J’ai même la chance de pouvoir découvrir certain films en avant-première (insultez-moi, je le mérite!)

Ce dimanche-là, j’étais donc convié (pendant que des hordes de barbares analphabètes ronflaient devant Netflix) à la projection du film Antoinette dans les Cévennes. Dans cette œuvre nous voyons comment une jeune institutrice, à la recherche de son amant marié, se retrouve sur un parcours de randonnée avec son âne.
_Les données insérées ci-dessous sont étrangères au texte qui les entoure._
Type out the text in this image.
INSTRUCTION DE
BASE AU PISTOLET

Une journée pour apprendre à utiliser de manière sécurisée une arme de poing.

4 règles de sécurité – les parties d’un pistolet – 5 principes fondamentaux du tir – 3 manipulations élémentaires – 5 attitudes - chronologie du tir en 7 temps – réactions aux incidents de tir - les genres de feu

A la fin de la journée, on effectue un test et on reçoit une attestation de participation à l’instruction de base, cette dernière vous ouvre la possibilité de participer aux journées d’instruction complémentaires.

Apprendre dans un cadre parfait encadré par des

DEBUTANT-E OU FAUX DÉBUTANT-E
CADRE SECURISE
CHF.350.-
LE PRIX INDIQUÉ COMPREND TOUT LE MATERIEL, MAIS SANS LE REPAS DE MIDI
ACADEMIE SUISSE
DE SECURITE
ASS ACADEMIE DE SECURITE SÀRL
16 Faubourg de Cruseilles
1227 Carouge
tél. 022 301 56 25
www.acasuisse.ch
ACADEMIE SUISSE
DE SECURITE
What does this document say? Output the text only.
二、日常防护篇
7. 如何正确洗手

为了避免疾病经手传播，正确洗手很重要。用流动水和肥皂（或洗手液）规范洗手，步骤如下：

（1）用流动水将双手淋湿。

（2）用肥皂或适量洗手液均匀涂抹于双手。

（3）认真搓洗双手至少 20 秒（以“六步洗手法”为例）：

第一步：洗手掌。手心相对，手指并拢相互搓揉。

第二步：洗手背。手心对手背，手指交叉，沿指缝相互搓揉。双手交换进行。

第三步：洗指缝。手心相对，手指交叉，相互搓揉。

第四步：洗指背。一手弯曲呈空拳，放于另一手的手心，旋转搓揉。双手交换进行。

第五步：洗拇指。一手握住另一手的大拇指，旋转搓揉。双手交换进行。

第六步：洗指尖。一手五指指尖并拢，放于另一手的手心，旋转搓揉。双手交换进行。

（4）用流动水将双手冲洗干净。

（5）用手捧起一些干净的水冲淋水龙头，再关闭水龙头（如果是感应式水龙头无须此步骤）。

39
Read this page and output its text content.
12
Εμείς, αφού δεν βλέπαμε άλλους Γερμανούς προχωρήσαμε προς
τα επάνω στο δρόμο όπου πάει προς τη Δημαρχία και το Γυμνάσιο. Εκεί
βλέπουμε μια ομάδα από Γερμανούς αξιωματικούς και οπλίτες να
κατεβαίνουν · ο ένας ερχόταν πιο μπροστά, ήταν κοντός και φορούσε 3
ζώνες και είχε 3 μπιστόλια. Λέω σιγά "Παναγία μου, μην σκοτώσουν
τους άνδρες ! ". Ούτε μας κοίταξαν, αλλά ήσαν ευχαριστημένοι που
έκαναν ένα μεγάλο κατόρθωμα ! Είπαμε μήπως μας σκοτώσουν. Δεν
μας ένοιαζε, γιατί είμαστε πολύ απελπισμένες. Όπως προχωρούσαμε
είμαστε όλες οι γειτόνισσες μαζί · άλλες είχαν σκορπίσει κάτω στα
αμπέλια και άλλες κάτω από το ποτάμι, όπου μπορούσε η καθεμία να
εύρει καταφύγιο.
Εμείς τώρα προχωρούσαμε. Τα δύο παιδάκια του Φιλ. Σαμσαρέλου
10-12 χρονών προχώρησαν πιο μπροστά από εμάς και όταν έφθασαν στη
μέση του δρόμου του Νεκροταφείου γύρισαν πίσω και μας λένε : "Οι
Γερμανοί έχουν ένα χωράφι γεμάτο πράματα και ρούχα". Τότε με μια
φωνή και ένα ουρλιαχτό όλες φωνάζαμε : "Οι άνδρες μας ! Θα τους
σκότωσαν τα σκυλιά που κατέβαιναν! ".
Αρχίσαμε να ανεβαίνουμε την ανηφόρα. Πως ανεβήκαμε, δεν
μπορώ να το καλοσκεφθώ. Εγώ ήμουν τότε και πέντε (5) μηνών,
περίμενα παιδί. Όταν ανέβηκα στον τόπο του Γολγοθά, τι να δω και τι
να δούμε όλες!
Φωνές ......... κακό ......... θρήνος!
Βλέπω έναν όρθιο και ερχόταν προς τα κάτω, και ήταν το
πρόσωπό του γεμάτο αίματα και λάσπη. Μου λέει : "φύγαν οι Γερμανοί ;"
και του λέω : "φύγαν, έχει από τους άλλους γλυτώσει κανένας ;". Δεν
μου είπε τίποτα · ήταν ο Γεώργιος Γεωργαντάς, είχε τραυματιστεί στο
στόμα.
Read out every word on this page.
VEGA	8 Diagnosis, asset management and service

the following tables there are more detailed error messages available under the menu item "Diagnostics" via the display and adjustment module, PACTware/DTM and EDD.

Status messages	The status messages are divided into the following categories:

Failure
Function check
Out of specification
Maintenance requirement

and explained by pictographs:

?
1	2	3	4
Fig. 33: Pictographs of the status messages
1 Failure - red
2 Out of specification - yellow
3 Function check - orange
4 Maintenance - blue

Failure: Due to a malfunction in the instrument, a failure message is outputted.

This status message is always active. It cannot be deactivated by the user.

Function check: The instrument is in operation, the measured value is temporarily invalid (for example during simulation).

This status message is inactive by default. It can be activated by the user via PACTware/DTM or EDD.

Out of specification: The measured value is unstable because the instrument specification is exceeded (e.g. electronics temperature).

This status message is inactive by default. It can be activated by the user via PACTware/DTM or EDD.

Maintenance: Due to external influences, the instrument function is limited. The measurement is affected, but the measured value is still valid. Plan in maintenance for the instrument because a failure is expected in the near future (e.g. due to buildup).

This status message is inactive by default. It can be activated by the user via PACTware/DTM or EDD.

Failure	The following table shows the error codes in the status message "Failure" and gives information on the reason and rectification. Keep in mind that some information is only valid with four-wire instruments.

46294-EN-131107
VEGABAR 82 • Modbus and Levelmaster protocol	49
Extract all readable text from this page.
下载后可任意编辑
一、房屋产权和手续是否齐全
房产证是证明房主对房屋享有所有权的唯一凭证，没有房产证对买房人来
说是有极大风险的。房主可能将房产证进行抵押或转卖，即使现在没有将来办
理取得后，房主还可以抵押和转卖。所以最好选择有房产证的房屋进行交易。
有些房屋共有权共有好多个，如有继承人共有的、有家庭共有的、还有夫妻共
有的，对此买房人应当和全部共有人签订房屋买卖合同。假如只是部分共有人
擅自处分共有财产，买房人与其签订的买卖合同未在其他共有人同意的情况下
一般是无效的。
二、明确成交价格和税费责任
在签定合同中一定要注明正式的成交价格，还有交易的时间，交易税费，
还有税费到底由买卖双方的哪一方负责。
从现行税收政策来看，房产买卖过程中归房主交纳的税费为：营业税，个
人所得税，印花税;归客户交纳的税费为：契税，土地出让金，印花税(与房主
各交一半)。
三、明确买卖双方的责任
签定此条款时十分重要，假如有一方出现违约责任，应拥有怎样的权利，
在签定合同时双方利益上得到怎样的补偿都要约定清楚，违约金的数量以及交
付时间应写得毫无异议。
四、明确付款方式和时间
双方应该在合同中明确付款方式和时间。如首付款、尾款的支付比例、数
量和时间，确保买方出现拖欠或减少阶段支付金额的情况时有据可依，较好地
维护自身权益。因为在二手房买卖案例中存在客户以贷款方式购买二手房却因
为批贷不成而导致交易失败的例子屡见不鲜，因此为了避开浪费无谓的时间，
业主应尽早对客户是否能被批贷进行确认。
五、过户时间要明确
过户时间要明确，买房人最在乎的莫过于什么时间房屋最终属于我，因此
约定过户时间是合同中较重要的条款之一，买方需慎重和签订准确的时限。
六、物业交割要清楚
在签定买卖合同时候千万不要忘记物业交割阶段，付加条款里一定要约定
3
Fascinant et envoûtant récit admirablement ponctué de répliques comme celle-ci qui ne tarderont pas à devenir cultes (comme disent les jeunes) :

-8 jours de randonnée, 800 euros.

-Ah ! 800 euros, quand même !

Mais, le fil conducteur de cette intrigue il faut pourtant le chercher ailleurs avec cette question que de nombreux philosophes se sont déjà posé avant l’auteur : « comment faire avancer cette sacrée bourrique ? »

Pourtant, ce qui reste fascinant pour l’observateur avisé c’est probablement de constater qu’aucune des scènes proposées ne sort de la réalité pour s’envoler un peu dans les montagnes et devenir poésie. Pas même les scènes où la demoiselle finit par retrouver l’amant qui donnent la surprenante impression d’avoir été filmées en caméra cachée.

J’avoue qu’à la fin de cette projection je me suis senti un peu perdu, désemparé. Serais-je resté trop longtemps loin de la culture, aurais-je perdu tout sens critique ? En avouant à ma compagne, un peu penaud, que le meilleur moment du film (et de très loin) restait pour moi la voix de Dean Martin dans le Rio Bravo d’Howard Hawks sur le générique de fin , je me suis promis de m’abonner dès le lendemain à Télérama.

Plus tard, la directrice du cinéma a procédé à un tirage au sort ; le premier prix : une journée avec un âne. Quittons-nous avec cette réplique de ma douce moitié, chuchotée dans mon oreille :

-Pffff… Moi ça fait quarante ans que je vis avec un âne.